5 thoughts on “Mean Girls

  1. The unique behavior so often ascribed to Scottie’s is very real. Before my wife and I got our first Scottie 5 years ago we had experience only with large dogs, mainly German Shepherds. Our Shepherds were very well behaved, very well trained, and used in protection, obedience, and tracking. After the last one died we did not get another dog for almost 8 years. When we did decide it was time my wife suggested a Scottie. We wanted a smaller dog that could travel with us easily and less work…little did we know. We first bought Bonnie, a black Scottie. She was 8 weeks and needed LOTS of play that a 50 year old man was just not up to, so we then bought her a playmate, Gus, an 8 week old Westie. They are two months apart in age. The personalities could not be more different. Gus is a happy go lucky Westie that is very affectionate and usually agreeable. Gus reminds me of my son when he was about 2-3. Bonnie however is another matter. She is very smart (4-5 year old smart). Thinks through how she will set Gus to take his bones, toys, spot on the bed, etc. She is the epitomy of the snotty scottie. When she wants you to love on her she demands your attention, but when she is tired and ready to go to sleep then you will get the “complaining” and low growl that she is not happy with you bothering her. The bottom line is she thinks circles around Gus. She would also qualify in the Mean Girls category.

  2. I love this! Sandra has such a way with describing these shenanigans. I loved this: “pulling up like a bass in a fishing tournament”.

  3. Thank you, Sandra, for this great story! You have the makings for being a great descriptive writer. I didn’t know Scotties had a low threshold for getting annoyed, so now I know. One of my favourite memories was when I was walking my first Scottish terrier, Fred, one day…the weather was beautiful, and everything was right with the world. We were walking on a ‘bike path’, a sidewalk that ran the perimeter of my neighborhood, and it may have been a mile long from start to finish. But I digress.
    A giant German Shepherd happened out of nowhere. He start following us, bothering Fred. First he kept sniffing his rear end. Maybe I should state he had never indulged in the very common way of greeting that most dogs do. Fred shot him a dirty look. Then the Shepherd got a little aggressive, and shoved his nose under Fred’s tail a few times. This action took Fred aback; he jumped to the side, walked faster and snapped at the Shepherd, but the Shepherd was too fast for him. I tried hitting the Shepherd to shoo him away, but to no avail. Then he tried to mount Fred! That was the last straw; Fred got fed up. Fred broke free from his leash, ran to our right, turned heel and ran back (all this to get momentum), FLEW through the air mouth wide open, big teeth and gums exposed, and chopped down on the side of the huge Shepherd. He didn’t know what hit him…he was probably as surprised as I was that a dog a third his size would attempt to ‘take him down’. The Shepherd turned heel and ran. There was a large bit of fur on the ground, left from when Fred pulled it from his side when he tried to bite him. I grabbed his leash, and we continued on our walk….Fred walked with his head held higher, and more briskly; jauntingly ,if I may add, as if he were extremely pleased with himself.

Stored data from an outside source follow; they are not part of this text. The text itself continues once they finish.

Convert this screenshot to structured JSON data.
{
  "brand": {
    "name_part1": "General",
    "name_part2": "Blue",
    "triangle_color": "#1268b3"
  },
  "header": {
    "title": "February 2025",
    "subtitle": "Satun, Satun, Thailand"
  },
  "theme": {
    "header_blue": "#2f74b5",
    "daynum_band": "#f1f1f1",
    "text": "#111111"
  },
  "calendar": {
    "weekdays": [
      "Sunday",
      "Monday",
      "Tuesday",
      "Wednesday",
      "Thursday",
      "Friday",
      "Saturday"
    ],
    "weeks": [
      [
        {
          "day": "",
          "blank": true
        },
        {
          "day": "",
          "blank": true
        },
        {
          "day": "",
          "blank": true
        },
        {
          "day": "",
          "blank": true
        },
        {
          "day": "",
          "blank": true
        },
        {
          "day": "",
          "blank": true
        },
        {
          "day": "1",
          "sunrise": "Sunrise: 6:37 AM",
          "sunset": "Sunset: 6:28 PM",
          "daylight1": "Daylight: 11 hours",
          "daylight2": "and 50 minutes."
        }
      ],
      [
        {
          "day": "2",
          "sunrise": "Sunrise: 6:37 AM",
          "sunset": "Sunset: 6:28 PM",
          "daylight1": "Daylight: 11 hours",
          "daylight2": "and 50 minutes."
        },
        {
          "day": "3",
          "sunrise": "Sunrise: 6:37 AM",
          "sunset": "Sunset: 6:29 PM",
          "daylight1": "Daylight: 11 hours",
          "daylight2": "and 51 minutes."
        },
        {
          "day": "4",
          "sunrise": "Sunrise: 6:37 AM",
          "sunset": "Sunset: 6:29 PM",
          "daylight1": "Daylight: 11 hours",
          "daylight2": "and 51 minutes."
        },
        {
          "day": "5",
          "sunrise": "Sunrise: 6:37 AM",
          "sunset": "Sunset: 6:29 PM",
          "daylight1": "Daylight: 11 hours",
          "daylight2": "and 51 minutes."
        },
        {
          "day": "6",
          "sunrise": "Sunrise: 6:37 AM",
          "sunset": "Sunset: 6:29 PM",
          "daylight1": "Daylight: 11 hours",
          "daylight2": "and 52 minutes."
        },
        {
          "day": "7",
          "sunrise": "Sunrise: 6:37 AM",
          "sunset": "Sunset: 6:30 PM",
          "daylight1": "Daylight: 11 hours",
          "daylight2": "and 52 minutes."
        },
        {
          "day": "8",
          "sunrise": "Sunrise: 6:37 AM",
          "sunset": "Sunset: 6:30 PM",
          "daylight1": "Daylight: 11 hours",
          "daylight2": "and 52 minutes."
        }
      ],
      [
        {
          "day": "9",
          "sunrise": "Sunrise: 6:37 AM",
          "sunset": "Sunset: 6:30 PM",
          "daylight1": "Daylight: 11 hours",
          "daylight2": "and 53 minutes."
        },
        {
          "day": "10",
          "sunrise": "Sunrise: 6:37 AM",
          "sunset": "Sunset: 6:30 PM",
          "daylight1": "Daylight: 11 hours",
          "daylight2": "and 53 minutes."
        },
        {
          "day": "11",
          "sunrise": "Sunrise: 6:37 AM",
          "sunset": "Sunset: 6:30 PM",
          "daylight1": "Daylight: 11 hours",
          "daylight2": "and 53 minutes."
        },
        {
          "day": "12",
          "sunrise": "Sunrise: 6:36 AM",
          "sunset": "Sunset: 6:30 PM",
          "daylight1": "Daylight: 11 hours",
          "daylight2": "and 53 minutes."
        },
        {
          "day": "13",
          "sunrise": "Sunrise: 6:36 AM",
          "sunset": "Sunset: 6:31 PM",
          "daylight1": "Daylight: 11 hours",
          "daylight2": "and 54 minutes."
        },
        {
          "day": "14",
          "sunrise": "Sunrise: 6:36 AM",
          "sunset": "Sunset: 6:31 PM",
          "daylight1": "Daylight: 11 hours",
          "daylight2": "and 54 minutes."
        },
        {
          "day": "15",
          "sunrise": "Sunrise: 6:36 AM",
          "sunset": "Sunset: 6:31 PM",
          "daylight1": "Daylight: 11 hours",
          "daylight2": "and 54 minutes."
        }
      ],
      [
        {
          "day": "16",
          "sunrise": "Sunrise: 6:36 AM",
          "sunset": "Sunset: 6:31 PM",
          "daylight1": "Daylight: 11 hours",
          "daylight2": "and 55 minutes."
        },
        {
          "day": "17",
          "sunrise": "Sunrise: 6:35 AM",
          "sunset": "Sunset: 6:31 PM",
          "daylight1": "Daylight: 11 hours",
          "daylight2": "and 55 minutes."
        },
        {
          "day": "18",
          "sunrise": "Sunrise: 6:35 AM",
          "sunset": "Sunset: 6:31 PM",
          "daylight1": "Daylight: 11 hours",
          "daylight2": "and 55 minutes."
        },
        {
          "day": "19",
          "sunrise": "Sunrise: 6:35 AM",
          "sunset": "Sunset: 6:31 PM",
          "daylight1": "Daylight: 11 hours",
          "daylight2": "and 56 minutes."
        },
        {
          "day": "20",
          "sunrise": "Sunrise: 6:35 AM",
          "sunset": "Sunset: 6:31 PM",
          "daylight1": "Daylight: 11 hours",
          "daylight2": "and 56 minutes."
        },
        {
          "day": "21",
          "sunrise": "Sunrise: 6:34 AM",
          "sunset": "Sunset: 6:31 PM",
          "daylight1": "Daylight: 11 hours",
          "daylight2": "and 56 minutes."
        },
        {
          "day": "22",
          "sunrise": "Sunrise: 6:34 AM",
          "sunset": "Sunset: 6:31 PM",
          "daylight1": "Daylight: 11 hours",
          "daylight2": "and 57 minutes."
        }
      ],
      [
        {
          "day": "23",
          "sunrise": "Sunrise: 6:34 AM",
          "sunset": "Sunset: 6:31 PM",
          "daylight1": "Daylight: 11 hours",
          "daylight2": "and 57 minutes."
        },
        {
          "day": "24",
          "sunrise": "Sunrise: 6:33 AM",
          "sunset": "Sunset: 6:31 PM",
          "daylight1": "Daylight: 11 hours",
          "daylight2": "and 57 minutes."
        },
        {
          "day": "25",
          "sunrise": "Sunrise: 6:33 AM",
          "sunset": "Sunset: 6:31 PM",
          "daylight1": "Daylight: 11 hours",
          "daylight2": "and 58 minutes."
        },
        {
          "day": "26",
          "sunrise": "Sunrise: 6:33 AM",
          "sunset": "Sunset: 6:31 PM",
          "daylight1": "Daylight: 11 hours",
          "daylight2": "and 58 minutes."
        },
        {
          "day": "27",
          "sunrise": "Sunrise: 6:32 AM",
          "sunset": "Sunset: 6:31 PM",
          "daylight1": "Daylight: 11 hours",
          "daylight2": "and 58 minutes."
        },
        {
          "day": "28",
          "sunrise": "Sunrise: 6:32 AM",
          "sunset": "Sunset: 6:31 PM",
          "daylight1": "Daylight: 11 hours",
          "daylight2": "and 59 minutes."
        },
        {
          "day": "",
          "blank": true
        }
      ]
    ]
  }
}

  4. We brought a new scottie rescue home about 5 years ago named Asta. He was heartworm positive so there was no getting him fixed right away. After his treatments, Maggie (RIP) a dainty scottie girl discovered a certain part of his anatomy and joyfully would bite him there. The more he cried the better she seemed to enjoy it. It got so bad that when he was near her he sat down. Eventually he was fixed and to Maggie’s dismay she couldn’t find those parts anywhere. I think it took her over two years to finally realize that they gone for good. Asta was glad he was finally fixed !

  5. LOL just reading this now. It must be genetic as Lulu and Flora always went INSANE around Boston Terriers moreso than any other breed. It was the one breed of dog I could NEVER get Lulu to calm down around. She must have passed it on to Bridget!